Methods: Genome-wide association studies (GWAS) were performed for UK Biobank MRI-derived aortic diameter measured at the aortic root (N=62,919), ascending aorta (N=61,156), and descending aorta (N=62,412). Separately, TAAD GWAS summary statistics from UKB (1,076 cases, 416,263 controls), FinnGen (3,880 cases, 381,977 controls), and the Million Veteran Program (8,626 cases, 453,043 controls) were meta-analyzed. Genetic correlation was assessed with ldsc.

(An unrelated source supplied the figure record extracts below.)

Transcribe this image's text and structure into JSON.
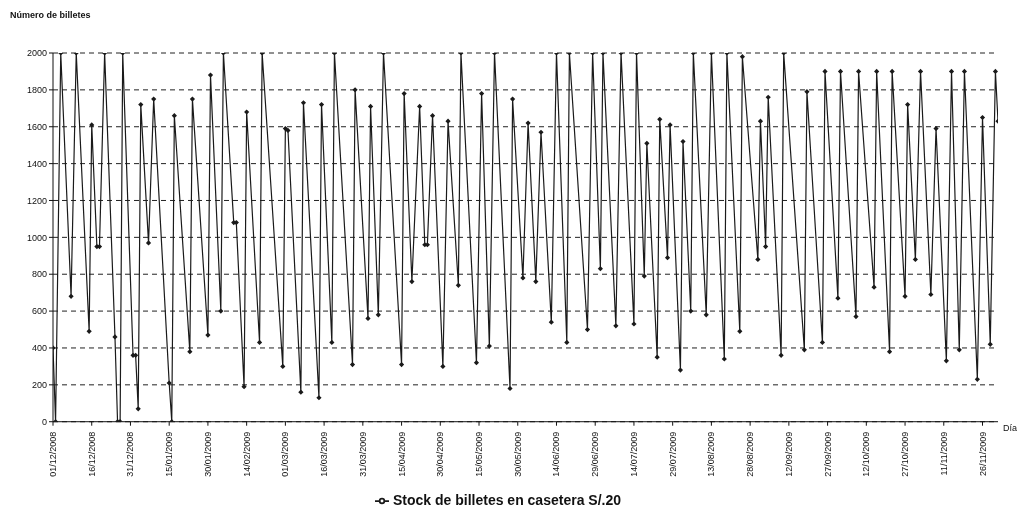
{
  "chart_data": {
    "type": "line",
    "xlabel": "Día",
    "ylabel": "Número de billetes",
    "x": [
      "2008-12-01",
      "2008-12-02",
      "2008-12-04",
      "2008-12-08",
      "2008-12-10",
      "2008-12-15",
      "2008-12-16",
      "2008-12-18",
      "2008-12-19",
      "2008-12-21",
      "2008-12-25",
      "2008-12-26",
      "2008-12-27",
      "2008-12-28",
      "2009-01-01",
      "2009-01-02",
      "2009-01-03",
      "2009-01-04",
      "2009-01-07",
      "2009-01-09",
      "2009-01-15",
      "2009-01-16",
      "2009-01-17",
      "2009-01-23",
      "2009-01-24",
      "2009-01-30",
      "2009-01-31",
      "2009-02-04",
      "2009-02-05",
      "2009-02-09",
      "2009-02-10",
      "2009-02-13",
      "2009-02-14",
      "2009-02-19",
      "2009-02-20",
      "2009-02-28",
      "2009-03-01",
      "2009-03-02",
      "2009-03-07",
      "2009-03-08",
      "2009-03-14",
      "2009-03-15",
      "2009-03-19",
      "2009-03-20",
      "2009-03-27",
      "2009-03-28",
      "2009-04-02",
      "2009-04-03",
      "2009-04-06",
      "2009-04-08",
      "2009-04-15",
      "2009-04-16",
      "2009-04-19",
      "2009-04-22",
      "2009-04-24",
      "2009-04-25",
      "2009-04-27",
      "2009-05-01",
      "2009-05-03",
      "2009-05-07",
      "2009-05-08",
      "2009-05-14",
      "2009-05-16",
      "2009-05-19",
      "2009-05-21",
      "2009-05-27",
      "2009-05-28",
      "2009-06-01",
      "2009-06-03",
      "2009-06-06",
      "2009-06-08",
      "2009-06-12",
      "2009-06-14",
      "2009-06-18",
      "2009-06-19",
      "2009-06-26",
      "2009-06-28",
      "2009-07-01",
      "2009-07-02",
      "2009-07-07",
      "2009-07-09",
      "2009-07-14",
      "2009-07-15",
      "2009-07-18",
      "2009-07-19",
      "2009-07-23",
      "2009-07-24",
      "2009-07-27",
      "2009-07-28",
      "2009-08-01",
      "2009-08-02",
      "2009-08-05",
      "2009-08-06",
      "2009-08-11",
      "2009-08-13",
      "2009-08-18",
      "2009-08-19",
      "2009-08-24",
      "2009-08-25",
      "2009-08-31",
      "2009-09-01",
      "2009-09-03",
      "2009-09-04",
      "2009-09-09",
      "2009-09-10",
      "2009-09-18",
      "2009-09-19",
      "2009-09-25",
      "2009-09-26",
      "2009-10-01",
      "2009-10-02",
      "2009-10-08",
      "2009-10-09",
      "2009-10-15",
      "2009-10-16",
      "2009-10-21",
      "2009-10-22",
      "2009-10-27",
      "2009-10-28",
      "2009-10-31",
      "2009-11-02",
      "2009-11-06",
      "2009-11-08",
      "2009-11-12",
      "2009-11-14",
      "2009-11-17",
      "2009-11-19",
      "2009-11-24",
      "2009-11-26",
      "2009-11-29",
      "2009-12-01",
      "2009-12-02"
    ],
    "series": [
      {
        "name": "Stock de billetes en casetera S/.20",
        "color": "#1a1a1a",
        "values": [
          400,
          0,
          2000,
          680,
          2000,
          490,
          1610,
          950,
          950,
          2000,
          460,
          0,
          0,
          2000,
          360,
          360,
          70,
          1720,
          970,
          1750,
          210,
          0,
          1660,
          380,
          1750,
          470,
          1880,
          600,
          2000,
          1080,
          1080,
          190,
          1680,
          430,
          2000,
          300,
          1590,
          1580,
          160,
          1730,
          130,
          1720,
          430,
          2000,
          310,
          1800,
          560,
          1710,
          580,
          2000,
          310,
          1780,
          760,
          1710,
          960,
          960,
          1660,
          300,
          1630,
          740,
          2000,
          320,
          1780,
          410,
          2000,
          180,
          1750,
          780,
          1620,
          760,
          1570,
          540,
          2000,
          430,
          2000,
          500,
          2000,
          830,
          2000,
          520,
          2000,
          530,
          2000,
          790,
          1510,
          350,
          1640,
          890,
          1610,
          280,
          1520,
          600,
          2000,
          580,
          2000,
          340,
          2000,
          490,
          1980,
          880,
          1630,
          950,
          1760,
          360,
          2000,
          390,
          1790,
          430,
          1900,
          670,
          1900,
          570,
          1900,
          730,
          1900,
          380,
          1900,
          680,
          1720,
          880,
          1900,
          690,
          1590,
          330,
          1900,
          390,
          1900,
          230,
          1650,
          420,
          1900,
          1630
        ]
      }
    ],
    "xlim": [
      "2008-12-01",
      "2009-12-02"
    ],
    "xticks": [
      {
        "value": "2008-12-01",
        "label": "01/12/2008"
      },
      {
        "value": "2008-12-16",
        "label": "16/12/2008"
      },
      {
        "value": "2008-12-31",
        "label": "31/12/2008"
      },
      {
        "value": "2009-01-15",
        "label": "15/01/2009"
      },
      {
        "value": "2009-01-30",
        "label": "30/01/2009"
      },
      {
        "value": "2009-02-14",
        "label": "14/02/2009"
      },
      {
        "value": "2009-03-01",
        "label": "01/03/2009"
      },
      {
        "value": "2009-03-16",
        "label": "16/03/2009"
      },
      {
        "value": "2009-03-31",
        "label": "31/03/2009"
      },
      {
        "value": "2009-04-15",
        "label": "15/04/2009"
      },
      {
        "value": "2009-04-30",
        "label": "30/04/2009"
      },
      {
        "value": "2009-05-15",
        "label": "15/05/2009"
      },
      {
        "value": "2009-05-30",
        "label": "30/05/2009"
      },
      {
        "value": "2009-06-14",
        "label": "14/06/2009"
      },
      {
        "value": "2009-06-29",
        "label": "29/06/2009"
      },
      {
        "value": "2009-07-14",
        "label": "14/07/2009"
      },
      {
        "value": "2009-07-29",
        "label": "29/07/2009"
      },
      {
        "value": "2009-08-13",
        "label": "13/08/2009"
      },
      {
        "value": "2009-08-28",
        "label": "28/08/2009"
      },
      {
        "value": "2009-09-12",
        "label": "12/09/2009"
      },
      {
        "value": "2009-09-27",
        "label": "27/09/2009"
      },
      {
        "value": "2009-10-12",
        "label": "12/10/2009"
      },
      {
        "value": "2009-10-27",
        "label": "27/10/2009"
      },
      {
        "value": "2009-11-11",
        "label": "11/11/2009"
      },
      {
        "value": "2009-11-26",
        "label": "26/11/2009"
      }
    ],
    "ylim": [
      0,
      2000
    ],
    "yticks": [
      0,
      200,
      400,
      600,
      800,
      1000,
      1200,
      1400,
      1600,
      1800,
      2000
    ],
    "grid": "y",
    "legend": "bottom",
    "marker": "diamond",
    "line_style": "solid"
  }
}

Multi-trait analysis was then performed for the aortic measurements and TAAD with MTAG. A 1.1-million-variant polygenic risk score (PRS) was produced and tested in the All of Us biobank.

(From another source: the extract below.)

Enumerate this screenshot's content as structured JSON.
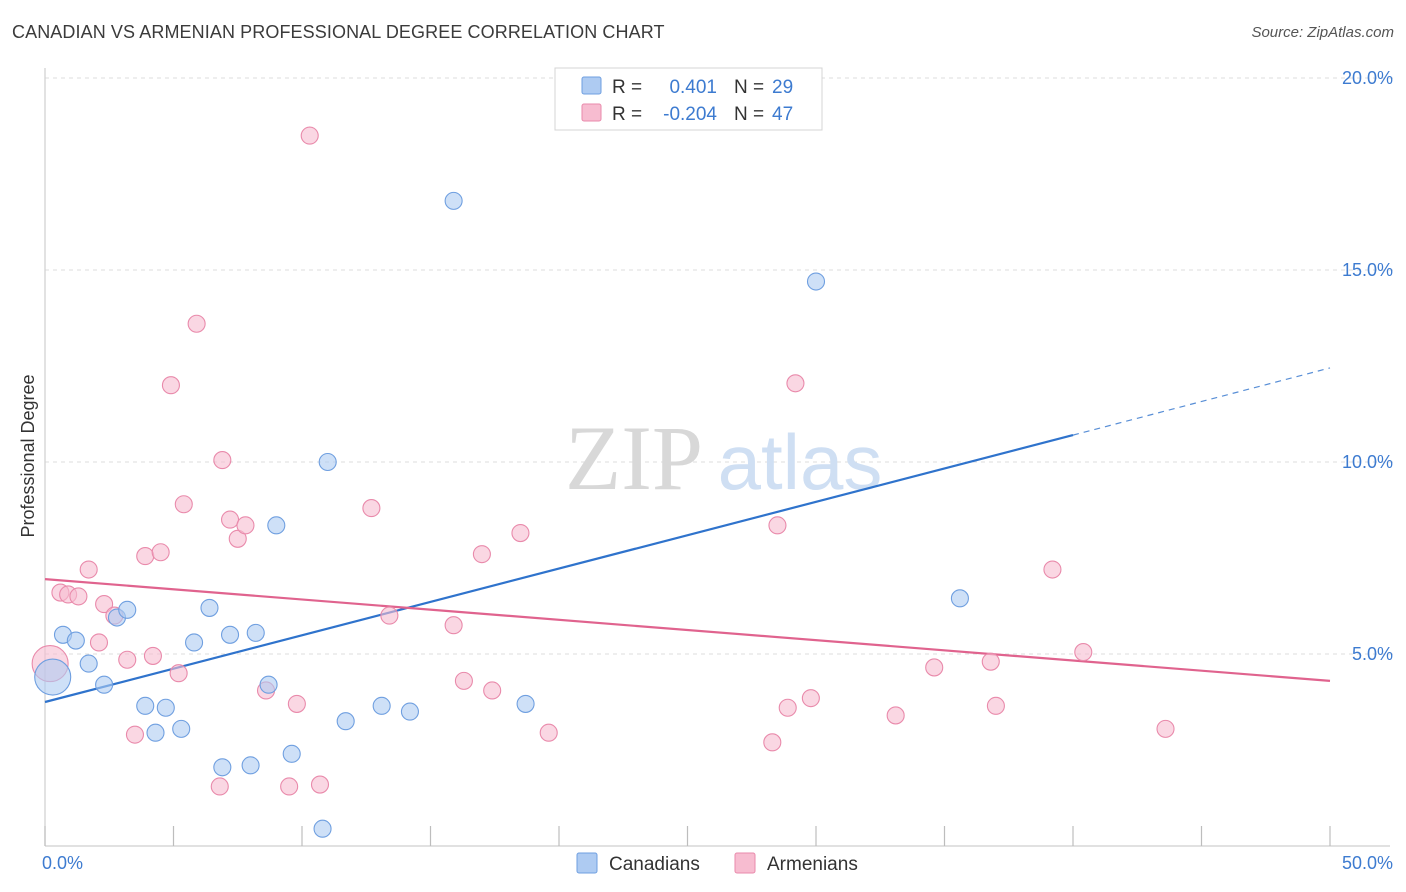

Results: The genetic correlation between ascending aortic diameter and TAAD was 0.83 (P=6.6E-129). The TAAD meta-analysis had an effective sample size of 53,516, augmented to 147,377 after multi-trait analysis. We identified 59 risk loci for TAAD (189 in the multi-trait analysis). These loci included one on the X-chromosome near MIR222HG, previously reported to be regulated by angiopoietin-2; others were near TGF-β-superfamily members (FBN1, FBN2,GDF6, GDF7, LTBP4, TGFB2, SMAD3); genes involved in vasoconstriction (ADRA1D, ADRB1, ANGPT1, EDN1, EDN2, EDNRA, PDE3A); and cell cycle regulators (CCND2, CCNE1, CDC27, CDK6, CDKN1A, CDKN1B, CENPW, DSCC1, MAD2L1, TP53). 307 distinct loci were significantly associated with at least one of the four traits; all but 7 TAAD loci were genome-wide significant for one of the three aortic measurements, and all loci had at least sub-significant signal in those traits. Gene-set analyses highlighted contributions from fibroblasts, pericytes, and vascular smooth muscle cells. In All of Us, a one standard deviation (SD) greater PRS was associated with a hazard ratio (HR) of 1.88 for TAAD (P=1.2E-78) and 1.62 for thoracic aortic dissection (P=5.7E-05). Individuals in the top 5% for the PRS had HR 3.77 for TAAD (P=2.7E-48) and HR 2.87 for thoracic aortic dissection (P=3.3E-03).
Discussion: The multi-trait analysis yielded an eight-fold expansion of loci for TAAD risk. The findings underscore that sporadic TAAD is a complex, common disease—intricately linked with the processes associated with normal variation in aortic diameter.